Control Compliance Suite (CCS)

The ‘Automatic Update Install’ job fails for CCS version 12.5.1 and 12.5.2 with error message on CCS Console.

A new signing certificate will be used for all CCS files signed after March 2021. Any updates / QF released after this date will require an updated ‘Symantec.CSM.AssemblyVerifier.dll’. This file contains the updated CCS certificate information necessary to validate the certificate for newly released files.

Digital signature verification failed for Update on Application Server (host = Hostname)

Digital signature verification failed for Patch Assessment Content Update on Application Server (host = hostname).

CCS v12.5.1 and 12.5.2 Application Server/Console
CCS v12.5.1 and 12.5.2 Managers

IMPORTANT NOTE: Starting in SCU 2021-1, the Assembly Verifier files are now included in the SCU release, and are applied automatically when you apply SCU 2021-1 or newer SCU releases on the Application Server and remote managers.

UPDATED February 25th, 2021 for manual installation only

To resolve this issue, apply the following Hotfix 10129 before you install any CCS product or content update.

• The following Hotfix (HF) package is available for CCS 12.5, 12.5.1 and for 12.5.2:

HF_10129_CCS_v12.5.1_RU.zip

NOTE: For steps to apply this Hotfix, refer to the ReadMe_HF_10129_CCS_12.5.1.pdf document that is included in the HF_10129_CCS_v12.5.1_RU.zip package in the Download Files section of this KB article.

Hotfix 10129 File Information:

HF_10129_CCS_v12.5.1_RU_FEB162021.zip

MD5: a704954cd7990611c9b0c3d20dea2c69

SHA1: 04b3ffe33d000a2aa37757efe05ee0a44042ae2a

Symantec.CSM.AssemblyVerifier.dll

MD5: 1abfd755e4d790bac2d2053fdc5289b6

SHA1: e49488962a4ee980fce0e2b28341db19ee2e6dc2

symantec.csm.assemblyverifier.x64.dll

MD5: c1a379c5bdc2449ba9df1e939100f60e

SHA1: 35631b1c6bdb4b6fb5668884910f723b9b429860

symantec.csm.assemblyverifier.x86.dll

MD5: 7b720bb5bc4237a8b547329473a02652

SHA1: 26ae15b293eb51e55286c210707e8017a618d550

Deprecated Assembly Verifiers for CCS versions that are no longer supported (CCS versions 11.x, 11.5.x, 12.0, 12.0.1):

End of Support Information:

https://support.broadcom.com/external/content/product-advisories/End-of-Life-and-End-of-Service-dates-for-Control-Compliance-Suite/16154

• The following QF package is available for CCS 11.x:

CCS_ReportingAnalytics_v11.5.2_10749_28902_QF.zip

For steps to apply this QF, refer to the Readme_CCS_Reporting&Analytics_v11.5.2_10749_28902_QF document that is included in the CCS_ReportingAnalytics_v11.5.2_10749_28902_QF.zip package in the Download Files section.

Note:  QF 10749 contains the latest Symantec.CSM.AssemblyVerifier.dll for CCS 11.x.
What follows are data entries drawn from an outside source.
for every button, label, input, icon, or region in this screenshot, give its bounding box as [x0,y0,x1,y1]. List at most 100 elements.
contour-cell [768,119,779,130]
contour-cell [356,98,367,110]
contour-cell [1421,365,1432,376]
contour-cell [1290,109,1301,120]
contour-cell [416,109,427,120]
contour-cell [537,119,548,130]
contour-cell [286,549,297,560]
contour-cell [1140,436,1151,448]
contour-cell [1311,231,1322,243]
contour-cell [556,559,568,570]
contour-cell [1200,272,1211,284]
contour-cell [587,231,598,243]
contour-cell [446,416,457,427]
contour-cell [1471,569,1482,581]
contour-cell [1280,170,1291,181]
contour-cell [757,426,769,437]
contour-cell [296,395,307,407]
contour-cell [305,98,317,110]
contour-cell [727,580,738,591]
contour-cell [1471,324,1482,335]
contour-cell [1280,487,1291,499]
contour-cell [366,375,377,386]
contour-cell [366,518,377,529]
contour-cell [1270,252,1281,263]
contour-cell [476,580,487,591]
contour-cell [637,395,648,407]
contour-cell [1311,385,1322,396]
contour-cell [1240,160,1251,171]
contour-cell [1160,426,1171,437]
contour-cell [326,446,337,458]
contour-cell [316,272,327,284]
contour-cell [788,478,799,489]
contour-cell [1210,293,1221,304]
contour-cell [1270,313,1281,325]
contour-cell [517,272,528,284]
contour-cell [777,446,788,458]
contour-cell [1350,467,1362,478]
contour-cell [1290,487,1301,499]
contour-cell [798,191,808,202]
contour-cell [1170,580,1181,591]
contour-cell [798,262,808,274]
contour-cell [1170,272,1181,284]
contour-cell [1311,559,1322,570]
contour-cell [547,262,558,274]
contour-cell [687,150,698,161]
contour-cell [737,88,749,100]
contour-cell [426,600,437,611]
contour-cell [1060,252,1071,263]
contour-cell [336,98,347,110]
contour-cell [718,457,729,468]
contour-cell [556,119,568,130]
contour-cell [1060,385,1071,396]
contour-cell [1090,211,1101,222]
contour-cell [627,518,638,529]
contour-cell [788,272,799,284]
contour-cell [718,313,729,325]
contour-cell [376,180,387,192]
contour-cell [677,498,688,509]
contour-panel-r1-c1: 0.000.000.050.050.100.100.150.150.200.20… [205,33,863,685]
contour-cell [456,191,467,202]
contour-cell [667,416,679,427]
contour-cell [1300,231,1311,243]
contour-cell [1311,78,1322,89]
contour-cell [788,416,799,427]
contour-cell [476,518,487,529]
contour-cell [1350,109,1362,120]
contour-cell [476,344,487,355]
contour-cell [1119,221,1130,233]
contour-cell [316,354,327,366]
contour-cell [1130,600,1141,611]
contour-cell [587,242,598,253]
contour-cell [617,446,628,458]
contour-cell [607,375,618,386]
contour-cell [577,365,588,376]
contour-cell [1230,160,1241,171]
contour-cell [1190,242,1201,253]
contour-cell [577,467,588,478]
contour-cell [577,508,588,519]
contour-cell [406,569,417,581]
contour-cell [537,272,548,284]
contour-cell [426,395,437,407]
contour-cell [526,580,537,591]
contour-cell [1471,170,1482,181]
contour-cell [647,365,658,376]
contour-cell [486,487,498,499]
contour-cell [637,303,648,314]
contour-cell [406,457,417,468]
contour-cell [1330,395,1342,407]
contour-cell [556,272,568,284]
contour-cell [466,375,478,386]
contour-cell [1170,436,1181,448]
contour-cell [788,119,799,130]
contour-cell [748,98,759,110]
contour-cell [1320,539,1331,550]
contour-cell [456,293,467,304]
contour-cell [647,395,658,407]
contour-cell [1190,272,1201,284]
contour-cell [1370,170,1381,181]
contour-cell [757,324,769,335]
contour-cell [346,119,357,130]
QF 10749 replaces QF 10731, which was available in this tech article earlier.

• The following QF package is available for CCS 12.0 and 12.0.1:

CCS_ReportingAnalytics_v12.0.1_10142_28905_QF.zip

For steps to apply this QF, refer to the Readme_CCS_ReportingAnalytics_v12.0.1_10142_28905_QF document that is included in the CCS_ReportingAnalytics_v12.0.1_10142_28905_QF.zip package in the Download Files section.

Note:  QF 10142 contains the latest Symantec.CSM.AssemblyVerifier.dll for CCS 12.0 and CCS 12.0.1. QF 10142 replaces QF 10104, which was available in this tech article earlier.